Post-Apartheid Inequality Sparks Frustration and Fury in South Africa

Declining welfare payments threaten further social unrest.

A worker sweeps outside a gated home in the Parkhurst suburb of Johannesburg.

Photographer: Waldo Swiegers/Bloomberg

The trip from Pretoria to Mabopane starts on a six-lane highway lined with malls and office parks, passes verdant gated communities featuring pools and gardens, and ends in the dusty township north of South Africa’s capital where the trees, shops, and sumptuous homes make way for stark, single-story cinder-block structures in dirt yards. Inside one of them—the Katekani Community Development Project, a collection of brick buildings behind a barbed-wire fence—Beauty Mokubung and a handful of other women sit at sewing machines, hoping for orders from local schools for uniforms to augment their meager incomes.

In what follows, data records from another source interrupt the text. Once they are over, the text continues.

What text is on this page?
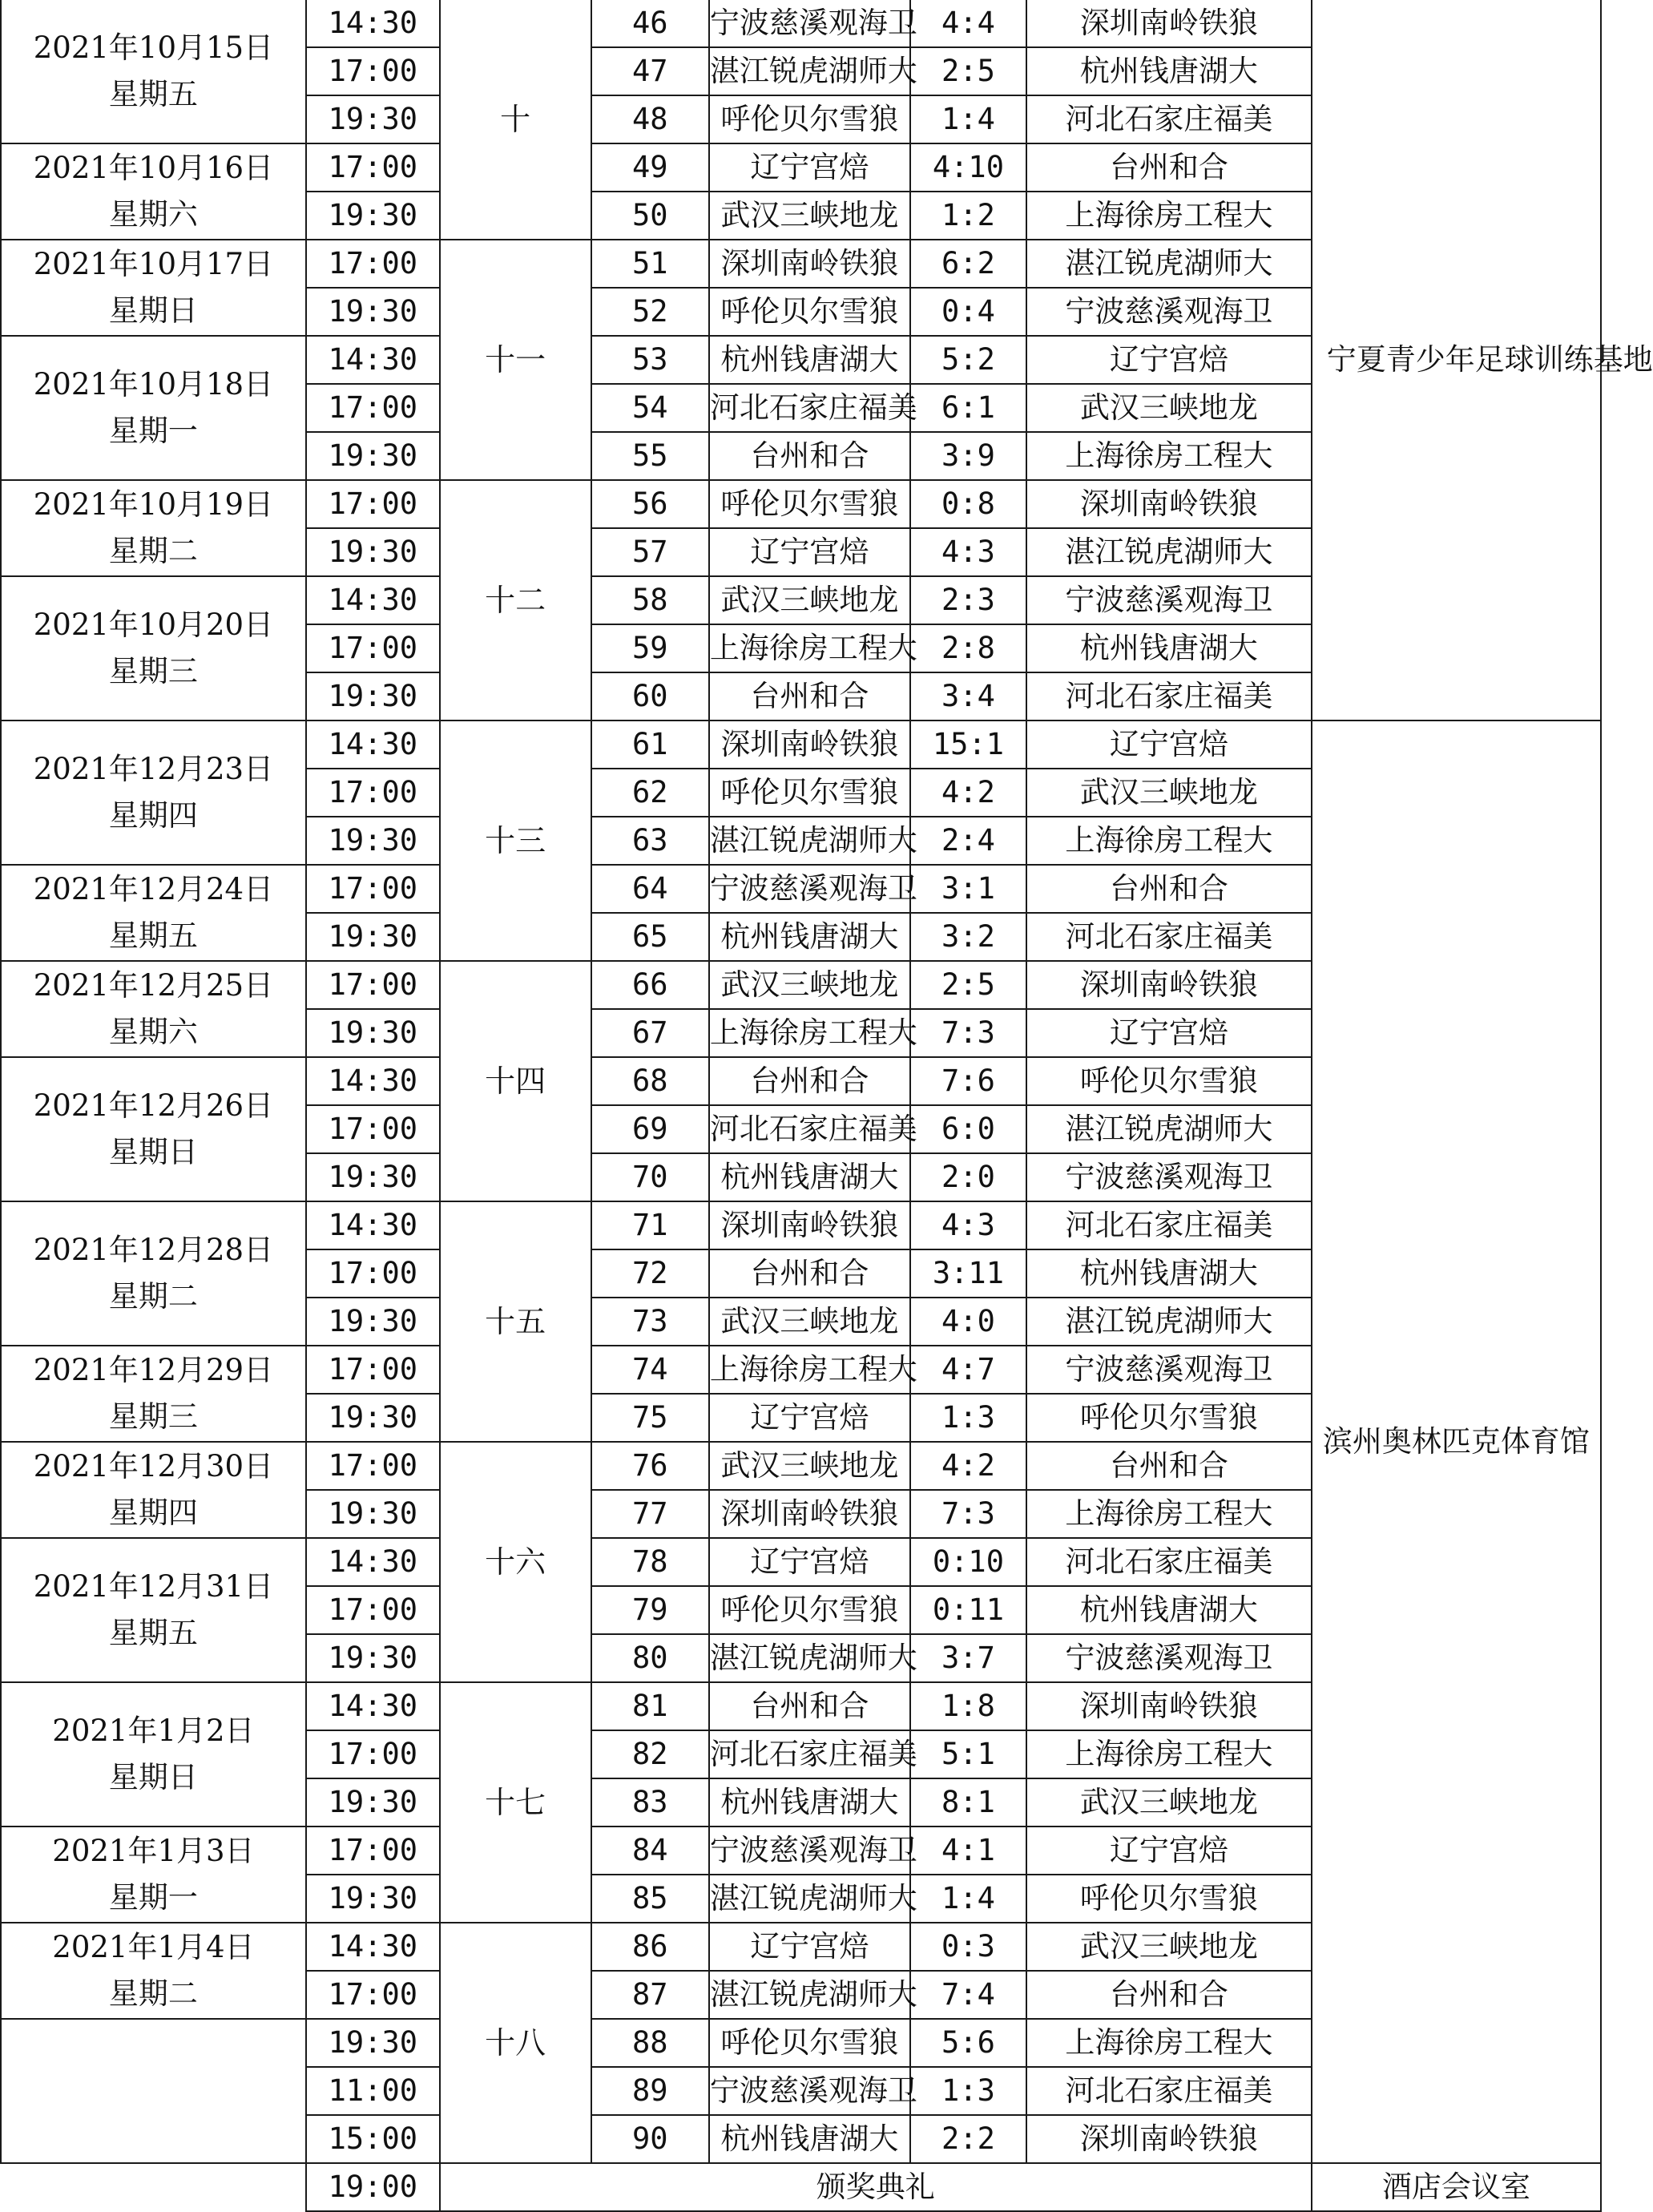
2021年10月15日
星期五	14:30	十	46	宁波慈溪观海卫	4:4	深圳南岭铁狼	宁夏青少年足球训练基地

	17:00		47	湛江锐虎湖师大	2:5	杭州钱唐湖大	
	19:30		48	呼伦贝尔雪狼	1:4	河北石家庄福美	

2021年10月16日
星期六	17:00		49	辽宁宫焙	4:10	台州和合	
	19:30		50	武汉三峡地龙	1:2	上海徐房工程大	

2021年10月17日
星期日	17:00	十一	51	深圳南岭铁狼	6:2	湛江锐虎湖师大	
	19:30		52	呼伦贝尔雪狼	0:4	宁波慈溪观海卫	

2021年10月18日
星期一	14:30		53	杭州钱唐湖大	5:2	辽宁宫焙	
	17:00		54	河北石家庄福美	6:1	武汉三峡地龙	
	19:30		55	台州和合	3:9	上海徐房工程大	

2021年10月19日
星期二	17:00	十二	56	呼伦贝尔雪狼	0:8	深圳南岭铁狼	
	19:30		57	辽宁宫焙	4:3	湛江锐虎湖师大	

2021年10月20日
星期三	14:30		58	武汉三峡地龙	2:3	宁波慈溪观海卫	
	17:00		59	上海徐房工程大	2:8	杭州钱唐湖大	
	19:30		60	台州和合	3:4	河北石家庄福美	

2021年12月23日
星期四	14:30	十三	61	深圳南岭铁狼	15:1	辽宁宫焙	滨州奥林匹克体育馆

	17:00		62	呼伦贝尔雪狼	4:2	武汉三峡地龙	
	19:30		63	湛江锐虎湖师大	2:4	上海徐房工程大	

2021年12月24日
星期五	17:00		64	宁波慈溪观海卫	3:1	台州和合	
	19:30		65	杭州钱唐湖大	3:2	河北石家庄福美	

2021年12月25日
星期六	17:00	十四	66	武汉三峡地龙	2:5	深圳南岭铁狼	
	19:30		67	上海徐房工程大	7:3	辽宁宫焙	

2021年12月26日
星期日	14:30		68	台州和合	7:6	呼伦贝尔雪狼	
	17:00		69	河北石家庄福美	6:0	湛江锐虎湖师大	
	19:30		70	杭州钱唐湖大	2:0	宁波慈溪观海卫	

2021年12月28日
星期二	14:30	十五	71	深圳南岭铁狼	4:3	河北石家庄福美	
	17:00		72	台州和合	3:11	杭州钱唐湖大	
	19:30		73	武汉三峡地龙	4:0	湛江锐虎湖师大	

2021年12月29日
星期三	17:00		74	上海徐房工程大	4:7	宁波慈溪观海卫	
	19:30		75	辽宁宫焙	1:3	呼伦贝尔雪狼	

2021年12月30日
星期四	17:00	十六	76	武汉三峡地龙	4:2	台州和合	
	19:30		77	深圳南岭铁狼	7:3	上海徐房工程大	

2021年12月31日
星期五	14:30		78	辽宁宫焙	0:10	河北石家庄福美	
	17:00		79	呼伦贝尔雪狼	0:11	杭州钱唐湖大	
	19:30		80	湛江锐虎湖师大	3:7	宁波慈溪观海卫	

2021年1月2日
星期日	14:30	十七	81	台州和合	1:8	深圳南岭铁狼	
	17:00		82	河北石家庄福美	5:1	上海徐房工程大	
	19:30		83	杭州钱唐湖大	8:1	武汉三峡地龙	

2021年1月3日
星期一	17:00		84	宁波慈溪观海卫	4:1	辽宁宫焙	
	19:30		85	湛江锐虎湖师大	1:4	呼伦贝尔雪狼	

2021年1月4日
星期二	14:30	十八	86	辽宁宫焙	0:3	武汉三峡地龙	
	17:00		87	湛江锐虎湖师大	7:4	台州和合	

	19:30		88	呼伦贝尔雪狼	5:6	上海徐房工程大	
	11:00		89	宁波慈溪观海卫	1:3	河北石家庄福美	
	15:00		90	杭州钱唐湖大	2:2	深圳南岭铁狼	
	19:00	颁奖典礼					酒店会议室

The end of apartheid has done little to improve the lot of the 71-year-old, who is among the 18 million South Africans on welfare. Those people—about a third of the population—are now reeling from the first real erosion in social payments in more than a quarter-century. As inflation ticks up, Mokubung’s government pension hasn’t kept pace, leaving her with just 1,890 rand ($131) a month to support herself and three grown, unemployed grandchildren, whose parents died of AIDS.